La CNDH ouvre un atelier stratégique sur les défis d'application de la loi relative aux mutilations génitales féminines au Sénégal.
La Commission nationale des Droits de l'Homme (CNDH) a procédé, ce mercredi 17 juin 2026 à l'Hôtel Royal de Saly, à l'ouverture officielle de l'atelier stratégique de réflexion sur les défis d'application de la loi relative aux mutilations génitales féminines (MGF) au Sénégal.
La cérémonie d'ouverture a été présidée par Madame Marie-Angélique Mame Selbé Diouf, Ministre de la Famille, de l'Action sociale et des Solidarités, en présence de Monsieur Amadou Moustapha Dieng, Représentant de Son Excellence Monsieur le Président de la République, de Madame Catherine Baumann, Représentante de UNICEF, de Madame Lydie Sanka, Représentante de UNFPA, ainsi que de nombreux représentants des institutions de l'État, du pouvoir judiciaire, des forces de défense et de sécurité, des partenaires techniques et financiers, des organisations de la société civile, du monde universitaire, des leaders communautaires et religieux et des professionnels de la santé.
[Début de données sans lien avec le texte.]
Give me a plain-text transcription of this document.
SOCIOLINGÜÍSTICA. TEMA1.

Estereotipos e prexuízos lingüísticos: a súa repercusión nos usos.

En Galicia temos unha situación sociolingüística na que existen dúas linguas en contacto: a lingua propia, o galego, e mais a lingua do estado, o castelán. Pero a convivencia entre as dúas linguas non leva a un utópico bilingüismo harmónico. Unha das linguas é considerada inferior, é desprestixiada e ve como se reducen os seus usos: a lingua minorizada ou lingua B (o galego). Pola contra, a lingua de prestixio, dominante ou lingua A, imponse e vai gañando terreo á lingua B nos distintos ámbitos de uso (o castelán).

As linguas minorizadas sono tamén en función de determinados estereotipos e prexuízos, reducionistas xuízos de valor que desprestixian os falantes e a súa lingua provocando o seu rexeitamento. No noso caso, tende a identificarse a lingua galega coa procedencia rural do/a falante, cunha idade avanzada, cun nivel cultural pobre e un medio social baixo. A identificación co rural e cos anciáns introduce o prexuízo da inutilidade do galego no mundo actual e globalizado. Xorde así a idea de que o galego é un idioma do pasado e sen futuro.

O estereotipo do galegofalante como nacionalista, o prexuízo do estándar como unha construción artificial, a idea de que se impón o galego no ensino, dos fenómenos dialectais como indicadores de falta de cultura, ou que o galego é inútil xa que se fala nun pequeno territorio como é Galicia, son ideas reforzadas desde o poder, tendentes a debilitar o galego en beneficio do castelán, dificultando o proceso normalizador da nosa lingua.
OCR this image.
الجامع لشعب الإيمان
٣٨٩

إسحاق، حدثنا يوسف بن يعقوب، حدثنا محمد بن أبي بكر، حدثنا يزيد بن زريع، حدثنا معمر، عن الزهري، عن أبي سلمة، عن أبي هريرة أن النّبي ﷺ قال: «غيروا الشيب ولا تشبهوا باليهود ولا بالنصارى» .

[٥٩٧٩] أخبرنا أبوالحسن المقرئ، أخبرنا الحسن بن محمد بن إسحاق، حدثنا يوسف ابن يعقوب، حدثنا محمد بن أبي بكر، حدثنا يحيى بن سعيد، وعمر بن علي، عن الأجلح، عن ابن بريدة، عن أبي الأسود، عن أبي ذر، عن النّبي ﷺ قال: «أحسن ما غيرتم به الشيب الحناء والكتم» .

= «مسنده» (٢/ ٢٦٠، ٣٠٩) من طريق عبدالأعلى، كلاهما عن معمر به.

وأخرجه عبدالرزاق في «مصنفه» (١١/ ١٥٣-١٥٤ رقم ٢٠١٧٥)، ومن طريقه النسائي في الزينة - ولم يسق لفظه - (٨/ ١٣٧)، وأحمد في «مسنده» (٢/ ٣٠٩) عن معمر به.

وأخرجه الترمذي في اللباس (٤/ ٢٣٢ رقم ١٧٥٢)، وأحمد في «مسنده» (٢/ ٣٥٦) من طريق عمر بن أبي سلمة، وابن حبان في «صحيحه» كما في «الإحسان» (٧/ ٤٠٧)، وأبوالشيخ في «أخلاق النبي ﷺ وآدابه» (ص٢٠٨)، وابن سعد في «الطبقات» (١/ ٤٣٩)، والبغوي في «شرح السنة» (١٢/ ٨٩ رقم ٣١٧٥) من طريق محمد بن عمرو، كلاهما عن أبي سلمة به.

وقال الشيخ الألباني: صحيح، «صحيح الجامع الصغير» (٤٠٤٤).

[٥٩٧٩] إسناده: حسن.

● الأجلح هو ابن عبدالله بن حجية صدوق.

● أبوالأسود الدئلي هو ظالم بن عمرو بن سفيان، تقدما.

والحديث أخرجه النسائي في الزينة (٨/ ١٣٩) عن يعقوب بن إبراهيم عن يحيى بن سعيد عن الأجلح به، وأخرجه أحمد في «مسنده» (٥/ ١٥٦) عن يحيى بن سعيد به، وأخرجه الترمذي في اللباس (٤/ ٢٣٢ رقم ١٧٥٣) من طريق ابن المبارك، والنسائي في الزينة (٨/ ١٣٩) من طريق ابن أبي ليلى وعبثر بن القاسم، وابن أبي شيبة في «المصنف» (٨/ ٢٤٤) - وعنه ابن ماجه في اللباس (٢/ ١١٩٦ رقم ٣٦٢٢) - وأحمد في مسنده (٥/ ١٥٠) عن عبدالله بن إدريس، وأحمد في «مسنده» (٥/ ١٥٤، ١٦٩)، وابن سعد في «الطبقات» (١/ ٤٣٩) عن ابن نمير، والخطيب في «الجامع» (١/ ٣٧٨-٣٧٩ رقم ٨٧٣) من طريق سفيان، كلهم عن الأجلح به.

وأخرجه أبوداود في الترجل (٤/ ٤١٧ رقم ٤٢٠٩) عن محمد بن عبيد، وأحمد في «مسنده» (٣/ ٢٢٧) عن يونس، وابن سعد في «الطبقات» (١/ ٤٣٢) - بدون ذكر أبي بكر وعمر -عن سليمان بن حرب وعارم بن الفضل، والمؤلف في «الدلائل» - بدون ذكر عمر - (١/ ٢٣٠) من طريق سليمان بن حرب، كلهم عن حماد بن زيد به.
Organisé dans le cadre du Programme conjoint UNFPA-UNICEF pour l'élimination des mutilations génitales féminines, cet atelier de trois jours vise à réunir les principaux acteurs concernés afin d'identifier les obstacles juridiques, institutionnels, socioculturels et opérationnels qui freinent l'application effective de la loi n°99-05 du 29 janvier 1999, et à formuler des recommandations concrètes pour renforcer la réponse nationale.
Dans son allocution, la Présidente de la CNDH, le Professeur Amsatou Sow Sidibé, a rappelé que, malgré l'existence d'un cadre juridique robuste et les engagements internationaux du Sénégal, les mutilations génitales féminines continuent de toucher de nombreuses femmes et filles. Elle a souligné que ces pratiques constituent une grave violation des droits humains fondamentaux et a insisté sur la nécessité de lever les obstacles qui limitent encore l'effectivité de la loi. Elle a également réaffirmé le rôle de la CNDH, conformément à son mandat, dans la promotion et la protection des droits fondamentaux, ainsi que dans le renforcement des politiques publiques en faveur de l'élimination des pratiques néfastes.
Ouvrant officiellement les travaux, Madame la Ministre Marie-Angélique Mame Selbé Diouf a salué cette initiative portée conjointement par la CNDH et le Ministère de la Famille, de l'Action sociale et des Solidarités. Elle a rendu hommage au leadership de la Présidente de la CNDH et à l'engagement constant des partenaires, notamment l'UNICEF et l'UNFPA, dans la protection des droits des femmes et des enfants. Elle a appelé les participants à formuler des recommandations ambitieuses, concrètes et applicables, tout en réaffirmant son engagement personnel à porter les conclusions de l'atelier au plus haut niveau de l'État afin que la loi devienne une protection effective pour chaque fille au Sénégal.
Pendant trois jours, magistrats, officiers de police judiciaire, professionnels de santé, chercheurs, parlementaires, travailleurs sociaux, représentants des institutions publiques, organisations de la société civile et partenaires techniques analyseront ensemble les défis liés à l'application de la loi, partageront les bonnes pratiques et élaboreront une feuille de route destinée à renforcer la prévention, la protection des victimes et la coordination des interventions.
Les conclusions de ces travaux ainsi que les recommandations adoptées feront l'objet d'une restitution à l'issue de l'atelier.